SGRE  Vol.4 No.6 , September 2013
Forecasting the Demand of Short-Term Electric Power Load with Large-Scale LP-SVR
ABSTRACT

This research studies short-term electricity load prediction with a large-scalelinear programming support vector regression (LP-SVR) model. The LP-SVR is compared with other three non-linear regression models: Collobert’s SVR, Feed-Forward Neural Networks (FFNN), and Bagged Regression Trees (BRT). The four models are trained to predict hourly day-ahead loads given temperature predictions, holiday information and historical loads. The models are trained on-hourly data from the New England Power Pool (NEPOOL) region from 2004 to 2007 and tested on out-of-sample data from 2008. Experimental results indicate that the proposed LP-SVR method gives the smallest error when compared against the other approaches. The LP-SVR shows a mean absolute percent error of 1.58% while the FFNN approach has a 1.61%. Similarly, the FFNN method shows a 330 MWh (Megawatts-hour) mean absolute error, whereas the LP-SVR approach gives a 238 MWh mean absolute error. This is a significant difference in terms of the extra power that would need to be produced if FFNN was used.
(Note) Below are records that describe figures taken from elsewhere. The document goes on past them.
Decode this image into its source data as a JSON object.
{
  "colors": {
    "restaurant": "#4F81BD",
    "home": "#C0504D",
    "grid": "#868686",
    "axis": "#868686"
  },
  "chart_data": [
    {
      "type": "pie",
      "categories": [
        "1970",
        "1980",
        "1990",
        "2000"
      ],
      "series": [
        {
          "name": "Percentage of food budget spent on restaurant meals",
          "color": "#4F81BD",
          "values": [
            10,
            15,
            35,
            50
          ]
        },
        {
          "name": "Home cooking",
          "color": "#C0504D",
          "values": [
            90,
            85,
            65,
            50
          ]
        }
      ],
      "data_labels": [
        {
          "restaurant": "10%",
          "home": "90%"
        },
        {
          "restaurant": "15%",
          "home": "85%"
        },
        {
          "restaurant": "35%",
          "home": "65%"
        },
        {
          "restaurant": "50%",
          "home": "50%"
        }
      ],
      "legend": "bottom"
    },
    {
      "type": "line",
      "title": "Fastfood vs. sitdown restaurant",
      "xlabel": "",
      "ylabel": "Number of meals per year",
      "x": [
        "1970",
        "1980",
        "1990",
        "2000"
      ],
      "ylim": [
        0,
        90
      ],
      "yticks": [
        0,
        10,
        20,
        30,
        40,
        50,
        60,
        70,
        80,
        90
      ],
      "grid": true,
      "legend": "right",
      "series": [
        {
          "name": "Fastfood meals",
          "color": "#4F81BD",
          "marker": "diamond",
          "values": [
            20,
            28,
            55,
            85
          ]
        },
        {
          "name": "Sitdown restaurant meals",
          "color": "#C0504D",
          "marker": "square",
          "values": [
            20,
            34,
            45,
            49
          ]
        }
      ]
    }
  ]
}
The proposed LP-SVR model can be utilized for predicting power loads to a very low error, and it is comparable to FFNN and over-performs other state of the art methods such as: Bagged Regression Trees, and Large-Scale SVRs.


Cite this paper
P. Rivas-Perea, J. Cota-Ruiz, D. Chaparro, A. Carreón, F. Aguilera and J. Rosiles, "Forecasting the Demand of Short-Term Electric Power Load with Large-Scale LP-SVR," Smart Grid and Renewable Energy, Vol. 4 No. 6, 2013, pp. 449-457. doi: 10.4236/sgre.2013.46051.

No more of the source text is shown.